Kurt Vile
“B’LIEVE I’M GOING DOWN”
Chanteur folk qui aime l’électricité ou rocker qui raconte des histoires, Kurt Vile est un type pétri de qualités. La plus importante chez ce chevelu mélancolique étant peut-être que les albums qu’il enregistre sont systématiquement imprégnés de l’endroit d’où il vient et où il vit. Pour les plus imaginatifs de ses auditeurs, ils sont une carte postale, un voyage mental dans la grise Pennsylvanie du bonhomme. Sa neige marronnasse, ses autoroutes tristes, ses villes de losers, sa déprime au parfum working class... Kurt Vile, depuis qu’il a quitté The War On Drugs, conçoit d’ailleurs ses albums avec un savoir-faire ouvrier admirable. De son propre aveu, le but premier est pour lui de faire bouillir la marmite et de nourrir sa famille. Est-ce pour cela que “B’Lieve I’m Going Down”, son septième recueil, est aussi le plus évident et accrocheur ? Sur cet album, Vile compense un propos toujours limite dépressif par une abondance d’appâts à l’efficacité prouvée. Voilà en somme un disque de singer/ songwriter introspectif, mais qui sonne diablement bien dans les enceintes, avec ses basses amples et son instrumentarium électrique. Dès l’entame, “Pretty Pimpin” est le parfait morceau pour tracer la route, tout en finger picking mordant et paroles sardoniques.

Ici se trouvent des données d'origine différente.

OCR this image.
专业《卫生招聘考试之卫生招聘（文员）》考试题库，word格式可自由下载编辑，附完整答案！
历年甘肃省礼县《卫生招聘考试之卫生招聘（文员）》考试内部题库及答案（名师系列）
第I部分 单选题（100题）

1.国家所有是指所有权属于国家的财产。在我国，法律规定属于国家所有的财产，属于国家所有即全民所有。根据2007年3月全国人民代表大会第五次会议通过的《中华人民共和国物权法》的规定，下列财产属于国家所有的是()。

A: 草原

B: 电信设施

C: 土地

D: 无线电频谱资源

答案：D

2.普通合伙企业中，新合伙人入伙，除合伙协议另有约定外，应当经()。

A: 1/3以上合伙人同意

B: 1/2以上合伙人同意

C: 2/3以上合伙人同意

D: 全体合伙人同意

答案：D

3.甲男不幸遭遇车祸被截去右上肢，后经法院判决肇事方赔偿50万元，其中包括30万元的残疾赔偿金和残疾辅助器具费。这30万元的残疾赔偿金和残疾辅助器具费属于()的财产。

La suite est du pur Kurt Vile, savant enchevêtrement de guitares folk et amplifiées, de banjo (“I’m An Outlaw”) et de Wurlitzer dont se dégage un cool assez inimitable, celui qu’atteint Wilco dans ses meilleurs moments. On entend sur “Dust Bunnies” un rock laid-back d’un nouveau genre, le rock classique de l’ère des ordinateurs. Les lignes mélodiques apparemment frustes s’imbriquent, se répondent, évoluent subtilement. Au micro, l’homme est de la famille des conteurs distanciés, pas dupes. Sa voix a des accents nasillards dylaniens, mais évoque aussi bien souvent un grizzly qui sortirait d’une hibernation sous Lexomil. Voilà peut-être pourquoi d’ailleurs l’homme n’a pas encore réellement percé auprès du grand public. Ce barde moderne ne veut pas être Bruce Springsteen et entourloupe souvent son monde avec des morceaux vaporeux (“Stand Inside”), trop longs ou traversés de synthé cafardeux (“That’s Life...”). Kurt Vile n’en fait qu’à sa tête et c’est aussi ce qui le rend si précieux.